De Ciro Guerra et Cristina Gallego. Avec José Acosta, Carmiña Martínez, Natalia Reyes. 2h05. Sortie: 10/04. ****

Le film est inspiré d’une histoire vraie, annonce sobrement l’ouverture. Et pour cause. Situant son action à la pointe nord de la Colombie entre la fin des années 60 et le début des années 80, Les Oiseaux de passage retrace la naissance d’un empire, celui des cartels de la drogue, à travers le destin mortifère de deux clans indigènes wayuu amenés presque par accident à mettre le doigt dans un engrenage faustien de déshumanisation organisée, la vente florissante de marijuana à la jeunesse dorée américaine conduisant bien assez tôt à une escalade dégénérée de la violence et au cercle sans fin des vexations familiales.

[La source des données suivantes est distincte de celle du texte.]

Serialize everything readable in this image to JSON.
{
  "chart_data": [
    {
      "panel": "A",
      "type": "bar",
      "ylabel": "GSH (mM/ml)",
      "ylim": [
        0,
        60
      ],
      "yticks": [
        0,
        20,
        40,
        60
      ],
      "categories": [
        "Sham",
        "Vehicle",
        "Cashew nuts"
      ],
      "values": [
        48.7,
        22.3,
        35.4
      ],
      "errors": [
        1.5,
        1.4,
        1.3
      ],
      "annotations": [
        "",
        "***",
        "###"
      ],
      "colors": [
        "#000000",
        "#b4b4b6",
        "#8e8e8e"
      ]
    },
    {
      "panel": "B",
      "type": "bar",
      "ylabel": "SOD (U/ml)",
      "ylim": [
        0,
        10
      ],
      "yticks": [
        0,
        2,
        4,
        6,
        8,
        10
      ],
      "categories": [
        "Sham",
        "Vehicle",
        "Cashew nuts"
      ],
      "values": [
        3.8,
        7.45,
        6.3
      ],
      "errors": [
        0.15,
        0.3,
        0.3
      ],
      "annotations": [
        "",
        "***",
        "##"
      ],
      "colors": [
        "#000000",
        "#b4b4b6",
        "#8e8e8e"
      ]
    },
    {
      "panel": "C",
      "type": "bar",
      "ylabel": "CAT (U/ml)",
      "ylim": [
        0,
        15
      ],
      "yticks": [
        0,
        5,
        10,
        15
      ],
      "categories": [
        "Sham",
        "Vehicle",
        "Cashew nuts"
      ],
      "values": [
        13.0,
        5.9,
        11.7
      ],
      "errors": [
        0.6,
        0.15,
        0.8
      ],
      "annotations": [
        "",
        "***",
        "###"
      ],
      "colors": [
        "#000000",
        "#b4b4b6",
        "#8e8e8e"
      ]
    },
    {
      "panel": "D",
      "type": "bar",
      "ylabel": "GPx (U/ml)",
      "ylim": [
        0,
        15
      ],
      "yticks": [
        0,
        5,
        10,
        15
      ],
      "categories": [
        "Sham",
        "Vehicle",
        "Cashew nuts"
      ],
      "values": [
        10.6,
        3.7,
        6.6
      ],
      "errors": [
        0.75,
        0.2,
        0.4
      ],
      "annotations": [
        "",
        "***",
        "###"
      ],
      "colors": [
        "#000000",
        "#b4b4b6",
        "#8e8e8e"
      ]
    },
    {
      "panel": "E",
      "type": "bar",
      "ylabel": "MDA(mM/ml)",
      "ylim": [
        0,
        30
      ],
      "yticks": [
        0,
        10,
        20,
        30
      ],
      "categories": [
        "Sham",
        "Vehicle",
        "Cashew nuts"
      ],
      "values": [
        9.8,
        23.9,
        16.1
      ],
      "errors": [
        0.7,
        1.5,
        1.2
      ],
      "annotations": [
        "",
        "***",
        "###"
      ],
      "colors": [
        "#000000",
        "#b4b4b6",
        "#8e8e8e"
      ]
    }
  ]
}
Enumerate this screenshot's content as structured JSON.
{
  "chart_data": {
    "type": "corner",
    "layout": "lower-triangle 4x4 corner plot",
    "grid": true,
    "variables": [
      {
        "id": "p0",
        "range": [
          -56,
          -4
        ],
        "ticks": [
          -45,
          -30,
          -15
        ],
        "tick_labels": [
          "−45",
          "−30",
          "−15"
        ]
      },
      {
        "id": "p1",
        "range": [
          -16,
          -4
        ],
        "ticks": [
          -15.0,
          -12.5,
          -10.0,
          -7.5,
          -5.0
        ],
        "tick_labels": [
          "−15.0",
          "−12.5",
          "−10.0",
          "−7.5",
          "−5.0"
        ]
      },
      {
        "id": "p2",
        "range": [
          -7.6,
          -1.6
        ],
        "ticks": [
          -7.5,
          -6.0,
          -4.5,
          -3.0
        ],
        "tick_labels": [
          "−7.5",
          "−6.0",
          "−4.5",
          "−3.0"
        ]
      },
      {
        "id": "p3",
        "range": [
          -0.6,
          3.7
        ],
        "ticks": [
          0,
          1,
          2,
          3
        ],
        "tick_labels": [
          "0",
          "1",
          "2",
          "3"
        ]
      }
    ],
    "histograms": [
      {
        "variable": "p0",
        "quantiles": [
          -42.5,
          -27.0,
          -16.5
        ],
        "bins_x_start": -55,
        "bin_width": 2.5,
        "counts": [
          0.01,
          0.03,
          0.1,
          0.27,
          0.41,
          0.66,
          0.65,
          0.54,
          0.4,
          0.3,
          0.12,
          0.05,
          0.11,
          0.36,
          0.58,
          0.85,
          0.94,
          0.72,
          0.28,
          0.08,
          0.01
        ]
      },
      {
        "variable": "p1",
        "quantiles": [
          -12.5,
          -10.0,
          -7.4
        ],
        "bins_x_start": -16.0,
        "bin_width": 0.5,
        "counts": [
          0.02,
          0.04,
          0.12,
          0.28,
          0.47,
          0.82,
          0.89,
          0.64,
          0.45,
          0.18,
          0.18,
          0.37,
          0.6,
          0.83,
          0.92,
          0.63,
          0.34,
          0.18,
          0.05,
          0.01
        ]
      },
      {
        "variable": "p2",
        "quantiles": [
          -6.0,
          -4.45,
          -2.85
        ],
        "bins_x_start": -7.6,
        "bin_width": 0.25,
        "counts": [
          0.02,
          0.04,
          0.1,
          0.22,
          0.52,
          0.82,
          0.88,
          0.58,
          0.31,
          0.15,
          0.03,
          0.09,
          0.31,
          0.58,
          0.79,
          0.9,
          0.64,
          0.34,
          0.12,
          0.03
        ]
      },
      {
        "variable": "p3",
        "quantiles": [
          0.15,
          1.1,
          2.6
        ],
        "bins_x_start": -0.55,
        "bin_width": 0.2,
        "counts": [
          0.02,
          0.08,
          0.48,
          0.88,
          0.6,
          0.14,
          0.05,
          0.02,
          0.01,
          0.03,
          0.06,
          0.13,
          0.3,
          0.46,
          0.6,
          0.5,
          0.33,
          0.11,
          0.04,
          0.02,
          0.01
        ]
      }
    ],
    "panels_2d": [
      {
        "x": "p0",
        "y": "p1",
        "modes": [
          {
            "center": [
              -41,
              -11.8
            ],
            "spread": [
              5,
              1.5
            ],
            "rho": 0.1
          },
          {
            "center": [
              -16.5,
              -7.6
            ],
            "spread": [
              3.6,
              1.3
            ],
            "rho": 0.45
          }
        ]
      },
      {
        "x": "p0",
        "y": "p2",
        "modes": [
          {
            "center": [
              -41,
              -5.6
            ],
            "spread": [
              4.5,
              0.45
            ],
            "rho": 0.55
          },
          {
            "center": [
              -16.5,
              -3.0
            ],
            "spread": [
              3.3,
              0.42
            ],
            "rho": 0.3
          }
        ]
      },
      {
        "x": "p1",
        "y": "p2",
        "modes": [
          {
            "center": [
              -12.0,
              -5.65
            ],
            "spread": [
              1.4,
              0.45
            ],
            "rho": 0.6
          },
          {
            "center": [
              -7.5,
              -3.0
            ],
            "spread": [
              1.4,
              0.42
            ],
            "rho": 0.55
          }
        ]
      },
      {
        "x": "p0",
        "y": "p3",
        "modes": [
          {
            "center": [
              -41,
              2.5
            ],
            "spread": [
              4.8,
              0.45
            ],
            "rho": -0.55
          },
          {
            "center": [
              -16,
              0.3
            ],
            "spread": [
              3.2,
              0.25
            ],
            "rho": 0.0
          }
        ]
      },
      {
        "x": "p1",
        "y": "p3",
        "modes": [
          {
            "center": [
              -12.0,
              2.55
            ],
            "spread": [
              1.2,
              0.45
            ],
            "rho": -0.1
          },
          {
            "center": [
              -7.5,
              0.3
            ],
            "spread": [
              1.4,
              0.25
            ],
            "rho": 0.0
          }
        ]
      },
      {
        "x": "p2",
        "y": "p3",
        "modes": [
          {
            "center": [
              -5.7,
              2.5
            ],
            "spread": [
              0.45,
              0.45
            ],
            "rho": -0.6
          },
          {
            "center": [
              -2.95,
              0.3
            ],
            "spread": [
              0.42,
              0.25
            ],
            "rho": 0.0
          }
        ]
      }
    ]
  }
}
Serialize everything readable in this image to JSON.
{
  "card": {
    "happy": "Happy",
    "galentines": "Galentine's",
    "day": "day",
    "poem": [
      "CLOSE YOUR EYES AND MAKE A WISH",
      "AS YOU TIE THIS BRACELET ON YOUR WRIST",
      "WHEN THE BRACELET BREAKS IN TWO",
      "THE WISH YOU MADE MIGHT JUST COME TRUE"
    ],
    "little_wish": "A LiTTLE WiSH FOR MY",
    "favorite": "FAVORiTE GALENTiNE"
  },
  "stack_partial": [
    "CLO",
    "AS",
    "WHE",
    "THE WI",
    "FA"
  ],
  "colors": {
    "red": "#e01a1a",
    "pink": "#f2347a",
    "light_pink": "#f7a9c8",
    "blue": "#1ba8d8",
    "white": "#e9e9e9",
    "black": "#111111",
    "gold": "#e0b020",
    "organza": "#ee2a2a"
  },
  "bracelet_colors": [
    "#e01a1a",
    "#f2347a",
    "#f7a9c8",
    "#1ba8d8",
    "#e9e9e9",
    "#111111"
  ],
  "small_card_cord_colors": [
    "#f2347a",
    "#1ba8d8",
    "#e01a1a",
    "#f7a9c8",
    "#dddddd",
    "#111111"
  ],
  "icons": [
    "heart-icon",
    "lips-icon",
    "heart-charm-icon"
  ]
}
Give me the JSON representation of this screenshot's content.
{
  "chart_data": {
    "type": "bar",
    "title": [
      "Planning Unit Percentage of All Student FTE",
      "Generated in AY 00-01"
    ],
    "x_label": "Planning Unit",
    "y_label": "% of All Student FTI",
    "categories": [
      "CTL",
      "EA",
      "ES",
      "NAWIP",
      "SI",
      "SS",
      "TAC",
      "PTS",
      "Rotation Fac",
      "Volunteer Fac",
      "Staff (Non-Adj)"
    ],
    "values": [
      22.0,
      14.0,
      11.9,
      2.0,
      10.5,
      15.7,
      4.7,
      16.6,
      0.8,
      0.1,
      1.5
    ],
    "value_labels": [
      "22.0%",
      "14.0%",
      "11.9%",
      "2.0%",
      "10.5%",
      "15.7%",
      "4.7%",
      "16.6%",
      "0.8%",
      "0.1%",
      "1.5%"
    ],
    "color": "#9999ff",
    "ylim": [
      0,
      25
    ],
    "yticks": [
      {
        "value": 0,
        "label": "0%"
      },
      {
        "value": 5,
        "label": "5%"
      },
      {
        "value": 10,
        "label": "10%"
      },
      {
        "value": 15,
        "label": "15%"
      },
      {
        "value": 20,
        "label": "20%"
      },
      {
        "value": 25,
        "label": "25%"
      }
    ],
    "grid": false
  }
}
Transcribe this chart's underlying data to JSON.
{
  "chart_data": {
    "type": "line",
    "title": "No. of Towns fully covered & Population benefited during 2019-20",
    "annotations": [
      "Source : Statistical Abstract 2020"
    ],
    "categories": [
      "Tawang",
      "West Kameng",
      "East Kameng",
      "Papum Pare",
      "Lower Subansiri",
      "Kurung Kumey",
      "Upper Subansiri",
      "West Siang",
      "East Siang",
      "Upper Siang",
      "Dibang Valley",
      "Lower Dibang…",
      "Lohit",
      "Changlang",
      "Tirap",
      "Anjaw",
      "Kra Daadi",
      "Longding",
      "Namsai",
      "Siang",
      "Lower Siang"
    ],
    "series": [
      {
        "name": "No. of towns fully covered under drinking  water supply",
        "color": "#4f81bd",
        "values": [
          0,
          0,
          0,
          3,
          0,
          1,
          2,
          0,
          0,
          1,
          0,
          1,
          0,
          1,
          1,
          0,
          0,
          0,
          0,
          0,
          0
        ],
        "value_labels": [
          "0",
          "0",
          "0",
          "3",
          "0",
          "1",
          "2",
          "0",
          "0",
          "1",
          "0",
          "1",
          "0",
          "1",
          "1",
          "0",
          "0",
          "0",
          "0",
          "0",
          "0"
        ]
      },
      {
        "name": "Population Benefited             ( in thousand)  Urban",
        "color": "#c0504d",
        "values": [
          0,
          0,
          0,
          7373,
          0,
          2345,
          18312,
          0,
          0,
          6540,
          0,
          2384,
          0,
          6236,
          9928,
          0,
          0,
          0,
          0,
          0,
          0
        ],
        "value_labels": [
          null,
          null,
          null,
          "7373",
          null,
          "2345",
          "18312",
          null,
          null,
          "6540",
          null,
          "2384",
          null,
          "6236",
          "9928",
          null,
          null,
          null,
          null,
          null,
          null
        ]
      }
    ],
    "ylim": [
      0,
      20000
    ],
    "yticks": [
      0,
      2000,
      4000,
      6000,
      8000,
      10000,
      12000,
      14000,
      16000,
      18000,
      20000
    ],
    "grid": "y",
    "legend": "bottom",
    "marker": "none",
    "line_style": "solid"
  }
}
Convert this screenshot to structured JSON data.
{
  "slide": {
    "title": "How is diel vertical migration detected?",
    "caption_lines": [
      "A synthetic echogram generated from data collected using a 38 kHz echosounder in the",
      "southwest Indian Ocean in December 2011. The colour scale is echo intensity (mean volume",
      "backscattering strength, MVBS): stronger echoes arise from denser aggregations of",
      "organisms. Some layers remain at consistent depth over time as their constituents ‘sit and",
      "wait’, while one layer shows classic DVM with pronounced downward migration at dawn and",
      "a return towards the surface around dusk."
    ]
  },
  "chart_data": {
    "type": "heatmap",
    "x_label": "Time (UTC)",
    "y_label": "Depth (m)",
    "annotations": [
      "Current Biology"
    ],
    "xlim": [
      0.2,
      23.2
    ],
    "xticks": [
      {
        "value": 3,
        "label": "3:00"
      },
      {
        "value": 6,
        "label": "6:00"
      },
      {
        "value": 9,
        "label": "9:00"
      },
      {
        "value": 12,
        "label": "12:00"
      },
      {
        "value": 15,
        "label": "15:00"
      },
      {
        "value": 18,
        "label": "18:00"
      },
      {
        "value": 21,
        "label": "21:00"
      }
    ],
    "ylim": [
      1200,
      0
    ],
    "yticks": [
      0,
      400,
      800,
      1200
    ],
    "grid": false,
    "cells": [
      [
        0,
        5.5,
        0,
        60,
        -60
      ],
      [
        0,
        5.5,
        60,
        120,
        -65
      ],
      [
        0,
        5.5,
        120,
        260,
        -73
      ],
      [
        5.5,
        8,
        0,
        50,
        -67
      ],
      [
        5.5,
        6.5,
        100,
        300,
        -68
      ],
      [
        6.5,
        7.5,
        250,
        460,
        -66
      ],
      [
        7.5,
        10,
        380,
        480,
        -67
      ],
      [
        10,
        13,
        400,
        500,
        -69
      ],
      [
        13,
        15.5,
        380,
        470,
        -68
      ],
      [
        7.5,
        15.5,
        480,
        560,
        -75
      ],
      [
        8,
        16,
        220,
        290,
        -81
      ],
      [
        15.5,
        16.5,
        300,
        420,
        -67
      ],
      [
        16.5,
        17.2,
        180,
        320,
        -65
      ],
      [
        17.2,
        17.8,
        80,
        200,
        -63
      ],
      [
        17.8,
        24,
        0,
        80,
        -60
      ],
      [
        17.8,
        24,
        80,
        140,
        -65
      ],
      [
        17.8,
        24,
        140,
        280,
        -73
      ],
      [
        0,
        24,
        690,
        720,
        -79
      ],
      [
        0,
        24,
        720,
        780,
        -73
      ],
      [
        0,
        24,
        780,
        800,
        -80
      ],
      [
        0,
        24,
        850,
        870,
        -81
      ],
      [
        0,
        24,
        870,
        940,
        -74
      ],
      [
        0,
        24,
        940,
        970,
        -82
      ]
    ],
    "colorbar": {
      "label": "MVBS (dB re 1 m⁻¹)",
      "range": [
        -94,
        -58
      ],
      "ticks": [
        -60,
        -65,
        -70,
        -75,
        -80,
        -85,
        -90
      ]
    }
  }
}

À la réalisation de ce film aux superbes images anti-spectaculaires découpé en cinq chants, à la manière d’une fable immémoriale, Ciro Guerra (l’halluciné L’Étreinte du serpent en 2015) s’associe avec sa productrice Cristina Gallego. Ensemble, ils font le pari culotté d’inscrire ce qui aurait pu n’être qu’un énième ersatz de Scarface à la mode colombienne dans une dimension quasiment ethnologique aux accents mythologiques. À la croisée des chemins entre strict respect des traditions et tentation outrée de la modernité, Les Oiseaux de passage condamne sans ambiguïté les dérives aveugles -appât délirant du gain et folie des grandeurs- du capitalisme. Intention très lisible s’exprimant sur le mode on ne peut plus louable d’une stricte sobriété. Ni voix off logorrhéique, ni montage syncopé, ni soundtrack qui envoie… À rebours total des canons télévisuels prédominants, sans rien céder à la tentation du divertissement facile ou de la surenchère stylisée, Guerra et Gallego déroulent un cinéma exigeant, jamais clinquant, qui donne de la valeur au temps et refuse les effets de manche. L’anti-Narcos par excellence, en somme.